2012年7月25日星期三

Spec Ops: The queue Review for Xbox 360, PS3


Back in the late-90s, single player military-based counter-terrorist action ps3 controllers counseled me the fashion.  Probably the most successful and certainly the favourite amongst current generation gamers is Tom Clancy’s Rainbow 6 series.  Ahead of the franchise got consolized it relied heavily on tactical strategy; you'd probably pre-plan all of your teams’ routes and room clearing methods, then you can keep them execute your commands with lethal precision.  It absolutely was an excellent sub-genre that unfortunately wasn’t ADD-friendly enough to be maintained.

One of several lesser known titles in the sub-genre (although successful in her own right) was Spec Ops.  Unlike Rainbow 6 it failed in the transition for being more action-oriented, adhering to a more realistic format which ultimately didn’t come to be as well-liked by console players.  The very last official Spec Ops game was published in 2002 (several years already?) and after that whatever sequels have been planned were shelved… As yet.

Spec Ops: The Line is often a re-envisioning on the franchise. Through that we mean the thing that’s similar should be to previous games in the franchise will be the “Spec Ops” inside title… Honestly, the bingo was probably developed as “The queue” and then somewhere in the process a producer figured they might capitalize about the “Spec Ops” brand, leeching off of the popularity of others. What's promising, however, is that the game will be decent to use own way (not the Spec Ops way), so that it’s a type of “I came with the Spec Ops, but I stay for that Line” type scenarios.

You’re Walker, the first choice of an three man special operations Delta team delivered to Dubai to rescue the 33rd infantry.  That’s right; your team is so good that after a whole infantry gets lost, you’re several dudes they give in to discover their whereabouts.  Dubai had fallen with a state of emergency after getting repeated slammed by devastatingly harsh sandstorms.  While looking to rescue civilians, the 33rd mysteriously went out of contact — it’s vague in regards to what happened.  A while later, you and the team is sent in the sandstorm-torn Dubai to discover what happen to the 33rd; you’re rescuing the rescuers.  On one side it’s very future soldier-y, alternate reality post-apocalypse.  On the flip-side, it’s not very Spec Ops… At least not the Spec Ops we accustomed to know.

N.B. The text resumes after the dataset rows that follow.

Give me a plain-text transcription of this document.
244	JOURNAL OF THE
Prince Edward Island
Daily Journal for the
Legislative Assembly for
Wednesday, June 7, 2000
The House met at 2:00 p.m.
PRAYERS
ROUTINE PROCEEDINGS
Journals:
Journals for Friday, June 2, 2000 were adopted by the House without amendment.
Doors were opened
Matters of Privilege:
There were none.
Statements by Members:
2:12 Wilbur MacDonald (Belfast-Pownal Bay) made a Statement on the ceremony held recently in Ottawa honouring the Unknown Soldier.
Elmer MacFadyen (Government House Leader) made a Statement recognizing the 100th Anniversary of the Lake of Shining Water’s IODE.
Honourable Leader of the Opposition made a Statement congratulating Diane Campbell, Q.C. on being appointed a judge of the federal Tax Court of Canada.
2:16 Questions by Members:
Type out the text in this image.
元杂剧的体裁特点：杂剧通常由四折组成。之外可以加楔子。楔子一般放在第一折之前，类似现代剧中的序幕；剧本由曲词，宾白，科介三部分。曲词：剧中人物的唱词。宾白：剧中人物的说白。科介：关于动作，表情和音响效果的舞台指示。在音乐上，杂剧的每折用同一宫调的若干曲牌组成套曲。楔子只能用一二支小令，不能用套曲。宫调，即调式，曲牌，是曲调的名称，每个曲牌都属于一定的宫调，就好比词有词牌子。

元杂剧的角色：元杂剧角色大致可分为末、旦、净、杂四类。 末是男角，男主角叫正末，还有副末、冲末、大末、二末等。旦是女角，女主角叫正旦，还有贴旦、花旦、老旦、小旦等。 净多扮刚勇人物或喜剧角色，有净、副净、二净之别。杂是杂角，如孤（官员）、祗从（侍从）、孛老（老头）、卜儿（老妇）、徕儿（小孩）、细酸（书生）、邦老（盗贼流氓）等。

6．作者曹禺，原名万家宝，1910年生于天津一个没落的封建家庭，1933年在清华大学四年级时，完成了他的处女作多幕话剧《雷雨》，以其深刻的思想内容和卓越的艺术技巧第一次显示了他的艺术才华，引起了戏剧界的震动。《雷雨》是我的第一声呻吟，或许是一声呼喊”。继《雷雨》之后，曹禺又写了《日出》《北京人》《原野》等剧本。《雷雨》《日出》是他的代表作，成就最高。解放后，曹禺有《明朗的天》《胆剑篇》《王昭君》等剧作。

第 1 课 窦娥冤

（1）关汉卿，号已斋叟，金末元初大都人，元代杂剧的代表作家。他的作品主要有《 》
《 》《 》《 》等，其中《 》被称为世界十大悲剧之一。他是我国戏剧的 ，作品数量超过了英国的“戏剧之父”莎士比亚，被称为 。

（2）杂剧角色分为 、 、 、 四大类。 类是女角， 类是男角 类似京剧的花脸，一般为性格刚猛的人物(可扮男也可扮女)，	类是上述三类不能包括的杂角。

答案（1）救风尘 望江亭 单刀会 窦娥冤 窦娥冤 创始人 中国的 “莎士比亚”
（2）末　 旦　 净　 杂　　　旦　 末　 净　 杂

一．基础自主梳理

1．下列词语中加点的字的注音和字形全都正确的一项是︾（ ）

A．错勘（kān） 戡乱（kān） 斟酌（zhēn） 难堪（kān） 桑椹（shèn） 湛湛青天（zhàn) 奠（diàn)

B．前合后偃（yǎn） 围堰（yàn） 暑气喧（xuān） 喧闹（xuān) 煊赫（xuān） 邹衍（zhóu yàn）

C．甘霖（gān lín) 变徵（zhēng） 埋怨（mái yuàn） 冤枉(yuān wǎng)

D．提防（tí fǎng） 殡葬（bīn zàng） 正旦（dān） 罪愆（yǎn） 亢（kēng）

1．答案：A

Playing the action feels more like a third-person COD ps3 accessories … however , not one of several fair ones.  Sandstorm ravaged Dubai provides a pretty cool setting with all the current huge dilapidated buildings and quasi-psychedelic clubs, nonetheless it gets a little marred by the cover-shoot-cover-ad-nauseum gameplay.  As well as the controls are slightly clunkier than they should be which only exaggerates the sport’s abrasiveness.

Graphically Spec Ops: The Line seems slightly stale as well.  Not too it’s ugly, just that it looks fairly generic from this generation’s standards.  Again, the thing that provides just a little separation inside visuals department is Dubai and also the a number of architecture that entails.  Specifically with buildings crumbling and dust clouds whipping around.  Come to think of it, even multiplayer is pretty weak instead of very noteworthy.  There's a points system with unlockable rewards, nonetheless it’ll put you to get to sleep a long time before you truly unlock anything good.

Now I know everything you’re thinking; several paragraphs ago I said it was “decent in the own way” and then I spent other page discussing how generic it's in gameplay, graphics, and structure.  The one thing about The Line that's different is its moral ambiguity, and much more over, its deficiency of direct consequences to your morally ambiguous making decisions.

Choosing wrong or right (or should I say, “witnessing”) happens several times in the 7-8 hour campaign, though the results affect the characters greater than your mission or your team’s objectives.  In that respect it’s fairly realistic; killing an innocent person or making the “wrong” choice doesn’t stop the war or anything, nevertheless it does make Walker feel sick.  Everyone gets agitated and the “bag ‘em and tag ‘em, Hoorah” attitude fades pretty quickly because burden with their mission sets out to bear down on the whole team.  It’s actually sort of cool and ends up being the action’s saving grace.

I became quite disappointed once i pointed out that this is “Spec Ops” game in name only.  From your gameplay perspective it’s basically a throw-away of all things the franchise involved, instead opting to amalgamate it with the rest on the homogeneous military-action titles currently around.  Put differently, as good as it truly is, mechanically there’s nothing special concerning this, nothing that separates it from your genre that includes some massively successful heavy hitters.  Except the characters, which begin like fairly typical military fodder.  It type of catches you off guard and, dare I only say, making you take into account the PS3 Move Accessories even with you add the controller down.  Obviously, it’s something you don’t normally expect from an otherwise generic action title.